The Rangers could also look to split time more evenly between their two units — with or without shuffling the personnel on each one. This would again add some difficulty to opponents’ scouting and preparation; right now, their main focus really only has to be on the first unit, as the second unity typically doesn’t get more than the last 30 seconds of a power play, much of which is spent retrieving the puck after a clear and line change.

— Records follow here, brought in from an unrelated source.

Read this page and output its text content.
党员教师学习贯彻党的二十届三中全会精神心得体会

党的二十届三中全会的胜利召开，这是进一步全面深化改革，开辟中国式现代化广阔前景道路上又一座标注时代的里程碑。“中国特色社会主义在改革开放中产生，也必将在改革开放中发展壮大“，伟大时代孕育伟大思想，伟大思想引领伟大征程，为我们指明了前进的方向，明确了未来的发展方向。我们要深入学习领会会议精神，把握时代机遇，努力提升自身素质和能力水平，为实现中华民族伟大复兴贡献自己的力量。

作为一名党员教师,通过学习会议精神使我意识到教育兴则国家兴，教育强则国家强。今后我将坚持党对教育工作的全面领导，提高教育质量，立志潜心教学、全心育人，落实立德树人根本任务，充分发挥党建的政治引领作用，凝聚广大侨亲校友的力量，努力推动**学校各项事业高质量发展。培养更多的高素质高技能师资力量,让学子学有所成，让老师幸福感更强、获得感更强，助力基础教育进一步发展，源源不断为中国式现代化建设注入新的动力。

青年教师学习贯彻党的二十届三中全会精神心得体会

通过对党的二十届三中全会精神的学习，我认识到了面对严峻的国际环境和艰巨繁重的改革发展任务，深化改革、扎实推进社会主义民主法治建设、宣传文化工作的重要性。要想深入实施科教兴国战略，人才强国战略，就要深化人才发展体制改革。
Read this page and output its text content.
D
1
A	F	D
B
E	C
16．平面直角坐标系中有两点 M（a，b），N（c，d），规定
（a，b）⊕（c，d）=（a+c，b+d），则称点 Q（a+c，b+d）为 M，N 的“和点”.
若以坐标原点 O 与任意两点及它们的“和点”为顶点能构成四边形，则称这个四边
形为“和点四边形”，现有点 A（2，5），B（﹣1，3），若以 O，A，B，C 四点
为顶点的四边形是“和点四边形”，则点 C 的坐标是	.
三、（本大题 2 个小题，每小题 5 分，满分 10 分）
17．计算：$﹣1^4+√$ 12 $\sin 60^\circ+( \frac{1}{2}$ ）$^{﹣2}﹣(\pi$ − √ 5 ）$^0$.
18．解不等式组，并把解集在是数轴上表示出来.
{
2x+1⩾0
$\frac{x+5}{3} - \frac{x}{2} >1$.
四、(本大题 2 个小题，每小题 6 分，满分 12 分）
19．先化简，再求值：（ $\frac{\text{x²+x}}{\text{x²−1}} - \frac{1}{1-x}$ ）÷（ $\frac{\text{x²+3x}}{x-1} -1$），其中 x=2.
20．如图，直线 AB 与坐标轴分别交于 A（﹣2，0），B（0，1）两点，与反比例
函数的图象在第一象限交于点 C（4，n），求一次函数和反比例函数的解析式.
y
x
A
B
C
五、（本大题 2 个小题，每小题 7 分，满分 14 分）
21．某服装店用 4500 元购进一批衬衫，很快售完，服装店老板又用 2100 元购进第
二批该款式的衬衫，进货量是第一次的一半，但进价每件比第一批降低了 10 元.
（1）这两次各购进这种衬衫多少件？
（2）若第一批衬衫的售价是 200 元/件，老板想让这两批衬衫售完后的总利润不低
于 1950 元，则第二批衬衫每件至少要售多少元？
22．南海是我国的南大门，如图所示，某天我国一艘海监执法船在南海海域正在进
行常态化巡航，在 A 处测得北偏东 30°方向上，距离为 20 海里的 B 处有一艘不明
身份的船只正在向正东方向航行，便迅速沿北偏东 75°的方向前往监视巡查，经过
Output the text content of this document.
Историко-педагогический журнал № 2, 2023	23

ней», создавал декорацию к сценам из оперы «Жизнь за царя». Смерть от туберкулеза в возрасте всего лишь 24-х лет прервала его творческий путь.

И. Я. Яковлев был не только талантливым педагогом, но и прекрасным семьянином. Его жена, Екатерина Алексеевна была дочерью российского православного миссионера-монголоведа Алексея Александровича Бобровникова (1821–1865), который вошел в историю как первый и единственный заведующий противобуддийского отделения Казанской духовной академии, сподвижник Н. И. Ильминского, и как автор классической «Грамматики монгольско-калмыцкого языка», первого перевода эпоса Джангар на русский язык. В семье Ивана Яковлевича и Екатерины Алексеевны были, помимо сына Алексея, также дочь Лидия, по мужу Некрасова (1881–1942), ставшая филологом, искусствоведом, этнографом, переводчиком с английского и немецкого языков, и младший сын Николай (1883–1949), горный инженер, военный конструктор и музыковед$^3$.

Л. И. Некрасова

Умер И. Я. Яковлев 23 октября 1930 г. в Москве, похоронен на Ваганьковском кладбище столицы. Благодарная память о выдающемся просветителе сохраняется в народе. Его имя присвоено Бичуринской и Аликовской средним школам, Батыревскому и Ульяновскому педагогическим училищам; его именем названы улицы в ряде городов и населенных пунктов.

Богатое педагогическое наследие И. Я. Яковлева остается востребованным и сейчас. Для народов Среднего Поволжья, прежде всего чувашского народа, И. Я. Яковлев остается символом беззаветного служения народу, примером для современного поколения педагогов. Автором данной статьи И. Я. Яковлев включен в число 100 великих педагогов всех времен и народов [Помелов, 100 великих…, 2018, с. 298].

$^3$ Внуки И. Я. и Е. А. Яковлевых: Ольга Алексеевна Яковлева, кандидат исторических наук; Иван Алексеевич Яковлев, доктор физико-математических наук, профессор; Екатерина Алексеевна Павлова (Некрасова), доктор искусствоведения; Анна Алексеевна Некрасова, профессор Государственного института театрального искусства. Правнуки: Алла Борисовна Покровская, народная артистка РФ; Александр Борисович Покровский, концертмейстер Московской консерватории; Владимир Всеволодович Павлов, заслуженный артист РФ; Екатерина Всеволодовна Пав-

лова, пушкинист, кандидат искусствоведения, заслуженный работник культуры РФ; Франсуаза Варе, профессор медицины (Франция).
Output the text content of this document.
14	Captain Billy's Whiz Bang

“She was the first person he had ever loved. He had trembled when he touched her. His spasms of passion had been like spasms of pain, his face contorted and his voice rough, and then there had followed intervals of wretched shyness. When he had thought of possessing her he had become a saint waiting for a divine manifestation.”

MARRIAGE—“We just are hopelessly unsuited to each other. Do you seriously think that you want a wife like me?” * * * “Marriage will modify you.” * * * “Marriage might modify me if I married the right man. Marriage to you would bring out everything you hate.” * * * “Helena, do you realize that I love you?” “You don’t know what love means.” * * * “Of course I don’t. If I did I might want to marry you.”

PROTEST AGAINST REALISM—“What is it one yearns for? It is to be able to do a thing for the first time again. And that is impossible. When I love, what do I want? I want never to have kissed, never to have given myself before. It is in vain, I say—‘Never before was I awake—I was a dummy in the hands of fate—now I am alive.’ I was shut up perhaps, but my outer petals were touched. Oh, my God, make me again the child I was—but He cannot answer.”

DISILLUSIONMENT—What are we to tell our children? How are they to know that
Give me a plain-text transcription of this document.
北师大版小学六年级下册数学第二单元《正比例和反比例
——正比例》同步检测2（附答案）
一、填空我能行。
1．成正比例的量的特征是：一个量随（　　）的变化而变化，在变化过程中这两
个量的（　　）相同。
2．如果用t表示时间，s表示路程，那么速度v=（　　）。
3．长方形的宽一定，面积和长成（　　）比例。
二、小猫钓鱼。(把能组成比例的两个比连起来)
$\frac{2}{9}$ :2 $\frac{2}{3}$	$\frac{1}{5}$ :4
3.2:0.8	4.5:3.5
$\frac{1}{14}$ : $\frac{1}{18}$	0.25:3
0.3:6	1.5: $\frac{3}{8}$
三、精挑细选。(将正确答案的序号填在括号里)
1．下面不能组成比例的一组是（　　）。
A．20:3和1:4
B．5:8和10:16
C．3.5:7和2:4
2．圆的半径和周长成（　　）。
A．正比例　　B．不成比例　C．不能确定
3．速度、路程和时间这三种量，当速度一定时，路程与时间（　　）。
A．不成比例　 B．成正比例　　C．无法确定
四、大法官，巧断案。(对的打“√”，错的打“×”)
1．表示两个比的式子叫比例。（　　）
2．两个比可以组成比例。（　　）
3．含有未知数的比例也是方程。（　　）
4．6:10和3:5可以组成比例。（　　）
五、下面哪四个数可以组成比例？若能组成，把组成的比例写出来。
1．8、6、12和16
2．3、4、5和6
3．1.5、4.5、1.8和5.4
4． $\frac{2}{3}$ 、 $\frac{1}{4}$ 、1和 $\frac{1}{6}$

5. The Rangers Need to Own up to the Pride Night Debacle

Lastly, while this isn’t about game action or roster moves, I’d be remiss to not touch on a recent situation that has cast the organization in a negative light and has been bothering me and countless others. That, of course, would be what happened (or didn’t happen) during the Rangers’ Jan. 27 Pride Night for their game against the Vegas Golden Knights. Our own Tom Urtz Jr., has already detailed the issue and offered his thoughts here (which I agree with wholeheartedly); it came down to the team not wearing Pride-themed jerseys or using Pride-themed stick tape during pregame warmups after advertising that as a major part of the event.

If nothing else, this is false advertising, which is bad enough on its own. But of course, it’s more than that. Presumably, many fans paid for tickets to this game thinking they’d see the Rangers warm up in Pride-themed jerseys — something that might not seem meaningful to some but could mean the world to members of the marginalized LGBTQ+ community who want to see support from their favorite hockey team. For the Rangers to renege on that sends a bad message that this is not an important initiative to them, and leaves LGBTQ+ fans understandably feeling angry, confused, hurt, and excluded.

It certainly seems like no coincidence that this happened after the Philadelphia Flyers’ Ivan Provorov refused to participate in his team’s Pride Night a couple of weeks ago, citing his religion. That became a huge story with a lot of criticism directed at Provorov and the Flyers. With the revelation that there were apparently no Rangers player discussions about not wearing the jerseys, as well as confirmation from the league that it did not intervene, all evidence points to the issue starting from someone higher up in the Rangers’ organization — presumably as a preemptive tactic to try to avoid a Provorov-type situation.

Of course, what the Rangers have done in trying to avoid drama and attention is create exactly that, while implicitly indicating that they care more about avoiding bad PR (which they’ve failed to do) than about truly supporting marginalized communities.

They’ve since released a nothing-burger of a statement, which only further calls for them to truly own up to the issue. They need to do better. They owe their fans and the greater LGBTQ+ community a real explanation as to why they failed to fulfill their promise, and they then need to make up for it with meaningful action.